Journée internationale des droits de l’enfant
Assemblée Nationale — Questions au gouvernement — 19 novembre 2025 — question n°2
Mme la présidente
La parole est à Mme Béatrice Piron.
Mme Béatrice Piron
Demain, nous célébrerons la Journée internationale des droits de l’enfant. Chaque année, le 20 novembre, les acteurs du monde de l’enfance commémorent l’adoption par l’ONU, en 1989, de la Convention internationale relative aux droits de l’enfant. Cette journée symbolique est aussi l’occasion de dresser un constat lucide sur l’état des droits de l’enfant dans notre pays.
J’aurais pu interroger le ministre de l’éducation nationale à propos des enfants privés de scolarisation, notamment en outre-mer, ou interpeller le ministre du logement sur les enfants, toujours plus nombreux, qui dorment à la rue, comme le souligne le dernier baromètre publié par l’Unicef. Finalement, j’ai choisi d’aborder le sujet de l’aide sociale à l’enfance.
Madame la ministre de la santé, des familles, de l’autonomie et des personnes handicapées, le nombre d’enfants confiés à l’ASE ne cesse d’augmenter depuis dix ans ; la protection de l’enfance traverse une crise structurelle sans précédent. Le manque de moyens humains et financiers est criant, la coordination entre les services sociaux, judiciaires et médicaux est encore insuffisante. On constate aussi des retards préjudiciables dans les évaluations et les accompagnements, un contrôle insuffisant des établissements d’accueil et un manque de suivi individualisé des enfants confiés.
Dans ce contexte, avec les membres de la délégation aux droits des enfants, nous avons déposé en mars dernier une proposition de loi relative à l’intérêt des enfants. À ce jour, cette PPL transpartisane n’a pas encore été inscrite à l’agenda parlementaire. L’ensemble des acteurs de terrain partagent un même constat : il faut renforcer le système de protection de l’enfance. Madame la ministre, quelles sont vos propositions ?

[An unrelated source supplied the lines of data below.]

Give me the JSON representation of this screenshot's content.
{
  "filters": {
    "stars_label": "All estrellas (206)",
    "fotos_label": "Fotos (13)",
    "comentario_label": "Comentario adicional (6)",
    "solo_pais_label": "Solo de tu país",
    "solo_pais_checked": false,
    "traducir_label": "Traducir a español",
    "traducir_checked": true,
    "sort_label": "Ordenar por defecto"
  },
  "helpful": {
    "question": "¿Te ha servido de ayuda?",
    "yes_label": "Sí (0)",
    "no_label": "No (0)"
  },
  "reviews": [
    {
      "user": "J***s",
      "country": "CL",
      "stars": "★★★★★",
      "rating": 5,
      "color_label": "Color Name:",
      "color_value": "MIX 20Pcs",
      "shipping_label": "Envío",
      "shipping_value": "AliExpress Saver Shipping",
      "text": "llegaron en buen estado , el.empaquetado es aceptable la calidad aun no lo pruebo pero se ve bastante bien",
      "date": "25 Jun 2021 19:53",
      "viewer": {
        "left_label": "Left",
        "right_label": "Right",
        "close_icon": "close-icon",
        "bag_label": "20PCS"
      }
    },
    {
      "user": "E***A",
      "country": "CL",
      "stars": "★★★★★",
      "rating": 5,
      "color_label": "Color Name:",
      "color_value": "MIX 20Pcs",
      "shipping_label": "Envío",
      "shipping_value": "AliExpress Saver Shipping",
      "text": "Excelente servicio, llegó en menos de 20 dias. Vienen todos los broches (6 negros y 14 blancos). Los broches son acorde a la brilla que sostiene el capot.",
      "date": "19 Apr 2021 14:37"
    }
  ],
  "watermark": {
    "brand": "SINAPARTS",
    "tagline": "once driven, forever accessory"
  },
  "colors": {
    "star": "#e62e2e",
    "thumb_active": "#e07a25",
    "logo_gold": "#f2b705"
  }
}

Enfin, je souhaite remercier Perrine Goulet pour l’organisation, demain à l’Assemblée nationale, de deux conférences sur le thème « Les enfants et le numérique ». Je suis également fière que des jeunes de ma circonscription, élus au conseil municipal des jeunes de Villepreux ou membres du conseil de circonscription des jeunes, aient souhaité contribuer au débat sur l’impact du numérique dans l’engagement citoyen de la jeunesse. (Applaudissements sur les bancs du groupe HOR et sur quelques bancs du groupe EPR.)
Mme la présidente
La parole est à Mme la ministre de la santé, des familles, de l’autonomie et des personnes handicapées.

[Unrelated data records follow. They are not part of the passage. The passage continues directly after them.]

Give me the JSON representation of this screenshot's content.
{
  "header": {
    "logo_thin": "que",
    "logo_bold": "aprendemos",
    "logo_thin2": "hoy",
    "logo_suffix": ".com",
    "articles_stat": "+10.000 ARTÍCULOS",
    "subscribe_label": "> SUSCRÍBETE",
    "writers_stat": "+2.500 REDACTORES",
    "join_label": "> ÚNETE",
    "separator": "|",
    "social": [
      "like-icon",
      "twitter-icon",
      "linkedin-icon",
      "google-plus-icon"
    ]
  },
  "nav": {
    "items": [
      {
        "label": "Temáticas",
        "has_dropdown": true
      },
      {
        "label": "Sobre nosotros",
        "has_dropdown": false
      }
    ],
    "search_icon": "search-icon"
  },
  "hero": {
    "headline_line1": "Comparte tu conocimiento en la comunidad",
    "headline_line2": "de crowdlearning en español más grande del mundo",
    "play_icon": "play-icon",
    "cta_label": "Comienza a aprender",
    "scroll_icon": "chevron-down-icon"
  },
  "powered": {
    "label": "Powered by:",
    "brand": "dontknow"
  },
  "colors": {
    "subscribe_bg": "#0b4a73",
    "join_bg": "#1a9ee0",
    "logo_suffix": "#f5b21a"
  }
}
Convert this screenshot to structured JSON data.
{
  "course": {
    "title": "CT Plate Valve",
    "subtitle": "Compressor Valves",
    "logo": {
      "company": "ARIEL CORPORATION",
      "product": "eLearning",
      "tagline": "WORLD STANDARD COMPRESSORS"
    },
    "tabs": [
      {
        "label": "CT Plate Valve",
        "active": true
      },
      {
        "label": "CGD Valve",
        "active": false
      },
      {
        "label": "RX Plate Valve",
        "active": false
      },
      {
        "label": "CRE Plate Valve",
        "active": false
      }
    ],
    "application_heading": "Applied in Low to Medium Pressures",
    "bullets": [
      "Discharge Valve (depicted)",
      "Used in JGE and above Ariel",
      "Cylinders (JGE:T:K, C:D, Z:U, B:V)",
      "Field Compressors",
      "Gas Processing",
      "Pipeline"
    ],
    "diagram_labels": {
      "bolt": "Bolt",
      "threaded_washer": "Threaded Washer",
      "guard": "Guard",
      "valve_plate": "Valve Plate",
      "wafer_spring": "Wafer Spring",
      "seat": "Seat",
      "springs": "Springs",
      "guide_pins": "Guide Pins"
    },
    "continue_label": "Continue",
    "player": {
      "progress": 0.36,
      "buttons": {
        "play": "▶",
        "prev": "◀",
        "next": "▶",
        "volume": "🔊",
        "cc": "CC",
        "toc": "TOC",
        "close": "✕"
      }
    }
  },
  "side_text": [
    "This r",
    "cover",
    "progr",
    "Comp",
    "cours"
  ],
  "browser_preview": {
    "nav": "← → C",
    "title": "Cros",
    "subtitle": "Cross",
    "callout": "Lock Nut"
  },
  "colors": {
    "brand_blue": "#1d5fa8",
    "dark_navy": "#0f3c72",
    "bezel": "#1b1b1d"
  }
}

Mme Stéphanie Rist, ministre de la santé, des familles, de l’autonomie et des personnes handicapées
Votre question rend compte des difficultés structurelles de notre système de protection de l’enfance. Le gouvernement en a conscience : malgré la grande implication des 130 000 professionnels, malgré la hausse continue des moyens que les départements y consacrent – ils s’élèvent désormais à 12 milliards d’euros –, nous ne sommes collectivement toujours pas à la hauteur. Sur 400 000 enfants protégés, nombreux sont ceux qui attendent pour être placés, rencontrent des retards et des difficultés de scolarisation, connaissent des problèmes de santé, notamment de santé mentale. Certains sont insuffisamment protégés contre la prostitution et le proxénétisme.
Le projet de loi de finances pour 2026 prévoit une augmentation de 55 millions des moyens de l’État dédiés à cette politique. Vous le savez, 35 millions seront consacrés à l’application du décret « pouponnières », pris par ma prédécesseure Catherine Vautrin au mois de septembre pour améliorer le taux d’encadrement ; 10 millions sont destinés à renforcer les moyens de contractualisation entre l’État et les départements et 5 millions ont été mobilisés pour assurer la bonification du prêt de la Caisse des dépôts. Par ailleurs, je confirme que les expérimentations pour un parcours de soins coordonnés des enfants protégés seront bien généralisées à l’ensemble des enfants de l’ASE, qui seront ainsi mieux pris en charge.
Ces efforts sont importants mais il nous faut aussi agir de manière structurelle. Au cours des vingt dernières années, et alors que la natalité baissait, le nombre d’enfants bénéficiaires de l’ASE a augmenté de 50 % – parmi eux, la part des enfants placés en établissement va croissant.